For a licensed platform like HashKey, the importance of the AI variable lies precisely in that it does not grow freely outside of the regulatory framework, but evolves in conjunction with compliance, risk control, auditing, permissions, and responsibilities, and perhaps Xiao Feng is more focused on considering: as digital financial platforms become increasingly complex, what type of AI can genuinely be integrated into the financial system and release value?
IV. Understanding the strategic ambition of a unified entity with two wings, why latent insights are significant for future financial infrastructure
If one sentence from this financial report conference deserves long-term tracking, it is likely the concept of a unified entity with two wings that Xiao Feng repeatedly mentioned. It clearly outlines the business structure that this company is attempting to develop.
The so-called unified entity refers to a global compliant trading platform. The two wings refer to on-chain infrastructure and AI.
As analyzed earlier, the unified entity is indeed the business reality of HashKey, serving as the foundational layer; while the two wings address the issues of business boundaries and capabilities. However, both the wave of asset tokenization and the AI revolution have seen various exchanges mention trends behind their business layouts, yet few have pushed these directly as their core strategy. This suggests that this might not only be an ordinary business expansion framework but a higher-level self-positioning.
What HashKey wants to achieve is perhaps not simply “to be a larger exchange,” but is attempting to answer a deeper question:
In the simultaneous trends of localizing trading, asset twinization, financial on-chaining, and service intelligentization, what should the next generation platform look like?
If this question holds, then the unified entity with two wings truly corresponds to not just the design of revenue growth paths, but a prototype platform for the next generation of digital financial infrastructure.
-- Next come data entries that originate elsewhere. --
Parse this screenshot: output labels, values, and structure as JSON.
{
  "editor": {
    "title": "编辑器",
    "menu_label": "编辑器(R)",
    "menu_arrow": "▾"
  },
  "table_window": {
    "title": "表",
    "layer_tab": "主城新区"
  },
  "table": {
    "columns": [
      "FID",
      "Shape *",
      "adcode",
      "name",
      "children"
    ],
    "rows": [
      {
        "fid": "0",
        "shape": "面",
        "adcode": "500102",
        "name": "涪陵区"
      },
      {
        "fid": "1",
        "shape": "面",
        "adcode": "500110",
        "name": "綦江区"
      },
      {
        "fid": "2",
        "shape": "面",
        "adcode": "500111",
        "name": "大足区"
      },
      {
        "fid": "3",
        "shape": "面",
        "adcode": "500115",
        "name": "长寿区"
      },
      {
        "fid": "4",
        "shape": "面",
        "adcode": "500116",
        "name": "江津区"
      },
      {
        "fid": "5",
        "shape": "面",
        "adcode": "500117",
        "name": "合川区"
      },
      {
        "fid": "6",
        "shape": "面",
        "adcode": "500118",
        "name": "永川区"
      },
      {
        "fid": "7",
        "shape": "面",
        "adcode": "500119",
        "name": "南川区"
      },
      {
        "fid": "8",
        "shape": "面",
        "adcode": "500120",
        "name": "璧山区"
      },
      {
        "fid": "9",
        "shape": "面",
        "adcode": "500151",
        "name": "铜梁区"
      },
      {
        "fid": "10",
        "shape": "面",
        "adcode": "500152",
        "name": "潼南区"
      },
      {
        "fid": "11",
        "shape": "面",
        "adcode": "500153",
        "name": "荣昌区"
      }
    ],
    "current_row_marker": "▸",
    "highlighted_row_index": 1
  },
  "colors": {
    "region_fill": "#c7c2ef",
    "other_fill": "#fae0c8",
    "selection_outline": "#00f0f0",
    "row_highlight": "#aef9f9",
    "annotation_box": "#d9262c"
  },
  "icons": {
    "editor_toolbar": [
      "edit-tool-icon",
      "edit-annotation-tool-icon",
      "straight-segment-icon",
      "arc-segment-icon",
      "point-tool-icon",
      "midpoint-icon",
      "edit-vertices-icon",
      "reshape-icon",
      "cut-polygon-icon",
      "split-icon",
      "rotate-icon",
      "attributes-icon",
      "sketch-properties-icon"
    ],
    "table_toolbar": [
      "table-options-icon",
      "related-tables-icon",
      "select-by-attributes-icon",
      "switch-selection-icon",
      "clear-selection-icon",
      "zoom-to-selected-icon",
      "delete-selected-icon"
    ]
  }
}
Furthermore, the most noteworthy aspect of this strategic ambition for the market is not how many new stories it tells, but its attempt to unify several originally scattered trends: compliant trading, asset tokenization, on-chain financial capabilities, and AI-driven organizational upgrades, all under the same platform framework.
If this framework can be continuously advanced and gradually validated in the future, then HashKey’s valuation logic naturally should not remain within the dimensions of comparing traditional trading platforms but needs to be reexamined within a higher-level platform evolution logic.
From a more fundamental perspective, the most fundamental innovation of blockchain is not just single assets like Bitcoin or Ethereum, but rather the decentralized distributed ledger system behind them. The convergence of the asset tokenization wave with distributed ledgers does not result in simply copying or migrating assets onto the blockchain, but represents a reorganization of asset affirmation, trading circulation, clearing and settlement, and value transfer methods.
Because of this, the changes corresponding to this are not just an upgrade of a particular trading platform, nor simply the expansion of a few new businesses, but a financial market infrastructure upgrade surrounding asset tokenization and intelligent economies.
If this logic is followed, HashKey's attempt to advance the unified entity with two wings means not just building a few more business lines, but is trying to occupy a key platform position in this round of financial infrastructure upgrade. And this perhaps is the aspect of this strategic ambition that is most worth rereading in the market.
However, from a longer-term valuation logic perspective, the market's real misalignment often lies in using short-term bullish and bearish scales to measure the long-term growth potential of a platform that is laying out around AI and on-chain, competing for a new generation of financial infrastructure position. Perhaps, this is the most noteworthy aspect of this financial report debut.